Most of it isn't bad actually, I should add it to the links section. Wiki can be a bit suspect at times but all these seem genuine.

Hope that helps. Good luck with your writing.


----------



## Cadian81st (Dec 24, 2006)

All right! Thanks man, that helps a ton.


----------



## Jacobite (Jan 26, 2007)

No problem, I know from experiance how hard it is to find out things like that.


----------



## Anphicar (Dec 31, 2006)

Mark 5 and mark6 both have studded pads, but mark five also has studded helmets and greaves. mark 6 have the beakies.

Mark 8 armor has a larger neck protector, a superior vox system, and a better movement with the synthetic muscles.


----------



## Galahad (Dec 21, 2006)

As I understand it, the studded shoulders originated in the old heresy armor, but remained popular trough the centuries in a more symbolic manner. 

Often times a marine's armor will be passed down or parted out, especially if he had something of a reputation.

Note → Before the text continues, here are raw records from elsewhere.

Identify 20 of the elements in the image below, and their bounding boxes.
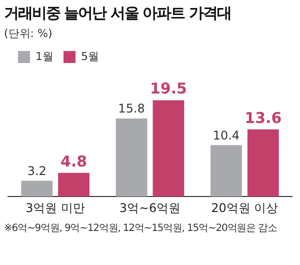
data-label: 13.6 [244, 108, 282, 127]
data-label: 4.8 [60, 152, 88, 170]
bar [116, 118, 148, 197]
bar [247, 129, 279, 197]
bar [152, 100, 184, 197]
chart-subtitle: (단위: %) [3, 26, 54, 41]
data-label: 19.5 [150, 80, 187, 98]
bar [210, 145, 242, 197]
legend-label: 1월 [36, 50, 54, 63]
data-label: 15.8 [118, 102, 145, 116]
text: ※6억~9억원, 9억~12억원, 12억~15억원, 15억~20억원은 감소 [3, 222, 278, 235]
bar [21, 180, 53, 197]
data-label: 3.2 [27, 164, 46, 178]
legend-label: 5월 [81, 50, 99, 63]
data-label: 10.4 [212, 128, 240, 142]
bar [58, 172, 90, 197]
chart-title: 거래비중 늘어난 서울 아파트 가격대 [3, 3, 232, 23]
x-tick-label: 3억원 미만 [26, 200, 86, 215]
x-tick-label: 20억원 이상 [211, 200, 278, 215]
x-tick-label: 3억~6억원 [119, 200, 181, 215]
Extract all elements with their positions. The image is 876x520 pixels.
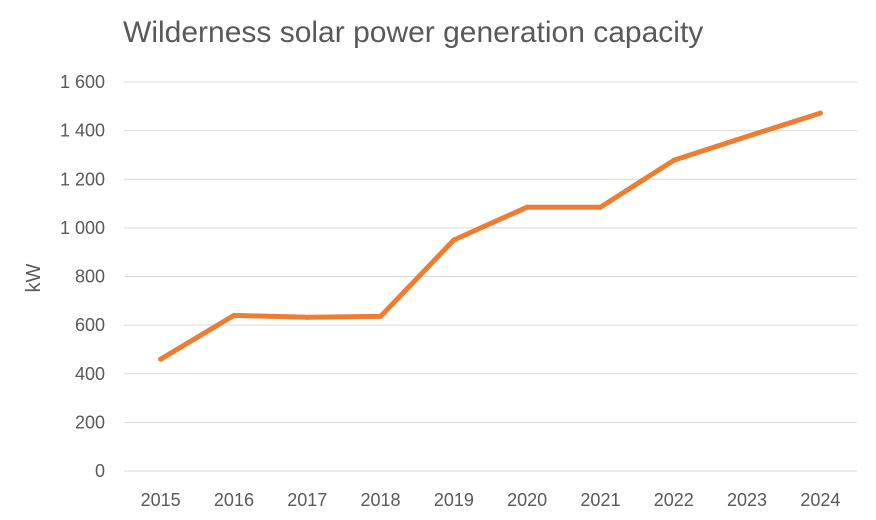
y-tick-label: 1 600	[60, 72, 105, 92]
y-tick-label: 0	[95, 461, 105, 481]
y-tick-label: 1 200	[60, 169, 105, 189]
x-tick-label: 2023	[727, 490, 767, 510]
data-point	[671, 157, 677, 163]
data-point	[597, 204, 603, 210]
y-axis-label: kW	[23, 263, 45, 292]
x-tick-label: 2022	[654, 490, 694, 510]
series-line	[158, 110, 823, 362]
y-tick-label: 1 000	[60, 218, 105, 238]
data-point	[231, 312, 237, 318]
data-point	[304, 314, 310, 320]
y-tick-label: 1 400	[60, 121, 105, 141]
x-tick-label: 2016	[214, 490, 254, 510]
x-tick-label: 2019	[434, 490, 474, 510]
x-tick-label: 2020	[507, 490, 547, 510]
y-tick-label: 600	[75, 315, 105, 335]
y-tick-label: 200	[75, 412, 105, 432]
x-tick-label: 2018	[361, 490, 401, 510]
chart-title: Wilderness solar power generation capaci…	[123, 16, 703, 49]
x-tick-label: 2015	[141, 490, 181, 510]
gridlines	[124, 81, 857, 472]
x-tick-label: 2017	[287, 490, 327, 510]
data-point	[158, 356, 164, 362]
y-tick-label: 400	[75, 364, 105, 384]
data-point	[524, 204, 530, 210]
data-point	[817, 110, 823, 116]
y-tick-label: 800	[75, 267, 105, 287]
y-axis-ticks: 0 200 400 600 800 1 000 1 200 1 400 1 600	[60, 72, 105, 481]
x-tick-label: 2024	[800, 490, 840, 510]
data-point	[451, 237, 457, 243]
x-tick-label: 2021	[580, 490, 620, 510]
data-point	[378, 313, 384, 319]
series-layer	[158, 110, 823, 362]
data-point	[744, 133, 750, 139]
x-axis-ticks: 2015 2016 2017 2018 2019 2020 2021 2022 2023 2024	[141, 490, 841, 510]
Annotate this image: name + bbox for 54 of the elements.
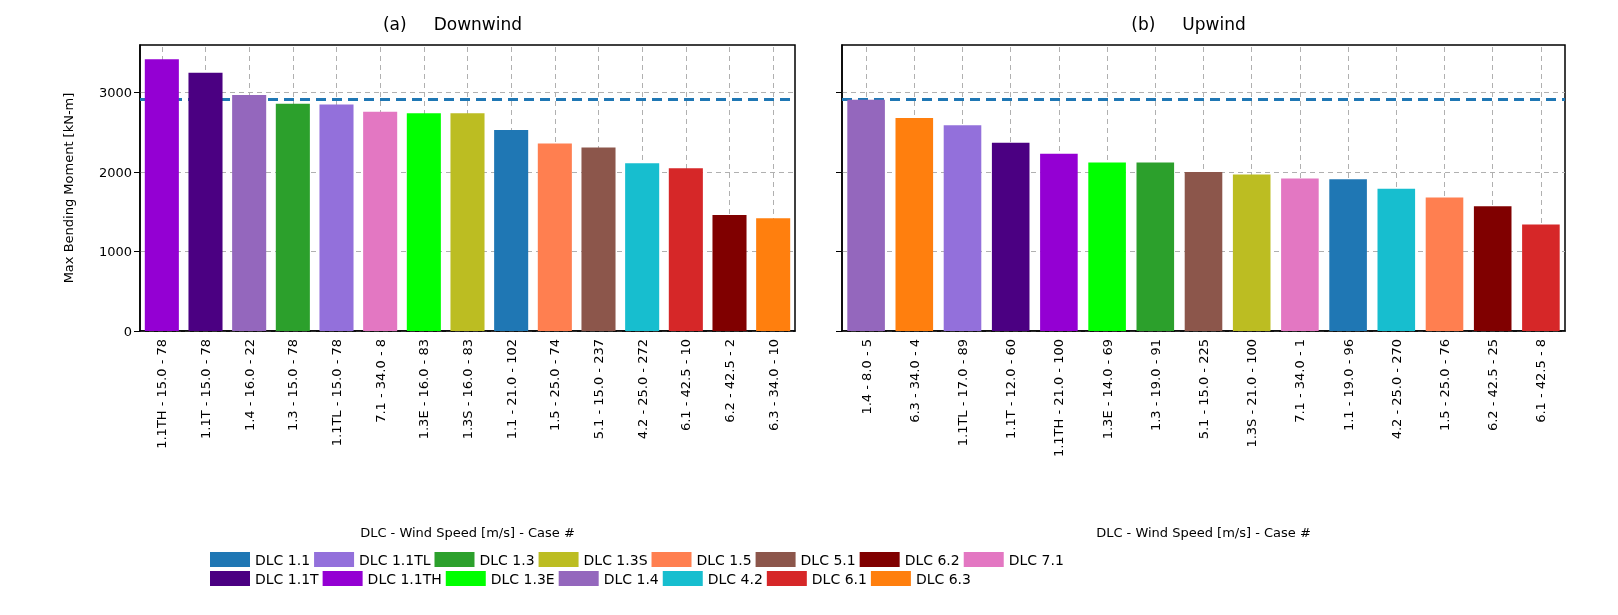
legend-label: DLC 1.3S (583, 551, 648, 568)
x-tick-label: 1.3E - 14.0 - 69 (1099, 339, 1115, 440)
chart-title: (b) Upwind (1131, 13, 1246, 34)
x-tick-label: 1.3 - 19.0 - 91 (1147, 339, 1163, 432)
x-tick-label: 1.1TH - 21.0 - 100 (1051, 339, 1067, 458)
legend-label: DLC 6.2 (904, 551, 960, 568)
legend-label: DLC 4.2 (707, 570, 763, 587)
x-tick-label: 7.1 - 34.0 - 8 (372, 339, 388, 423)
y-axis-title: Max Bending Moment [kN-m] (61, 92, 76, 284)
x-tick-label: 5.1 - 15.0 - 237 (591, 339, 606, 440)
y-tick-label: 0 (123, 323, 132, 339)
chart-title: (a) Downwind (382, 13, 523, 34)
x-tick-label: 6.3 - 34.0 - 4 (906, 339, 922, 423)
x-tick-label: 1.4 - 8.0 - 5 (858, 339, 874, 415)
legend-label: DLC 7.1 (1008, 551, 1064, 568)
x-tick-label: 4.2 - 25.0 - 270 (1388, 339, 1404, 440)
legend-label: DLC 1.1 (255, 551, 311, 568)
legend-label: DLC 5.1 (800, 551, 856, 568)
x-tick-label: 4.2 - 25.0 - 272 (634, 339, 650, 440)
x-tick-label: 1.3S - 21.0 - 100 (1244, 339, 1260, 448)
legend-label: DLC 1.1T (255, 570, 320, 587)
x-tick-label: 1.1TL - 17.0 - 89 (955, 339, 970, 447)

So these days it's not uncommon to see studded shoulders on even the newer Mk7 and Mk8 armors, either as a piece of an ancient suit that was passed down, or simply as a symbol of someone's status as a veteran.

In other words, studded shoulder pads go on whomever you want ;-)
Left side only, though.


----------



## Cadian81st (Dec 24, 2006)

Yeah, I was gonna put a studded pad on my company commander's armor, as in my story, he's one of the original marines who split off from their host chapter and founded the current one.


----------



## Israfil (Jul 6, 2008)

http://wh40k.lexicanum.com/wiki/Power_armour heres a list of all the marine armours (cept terminators)


----------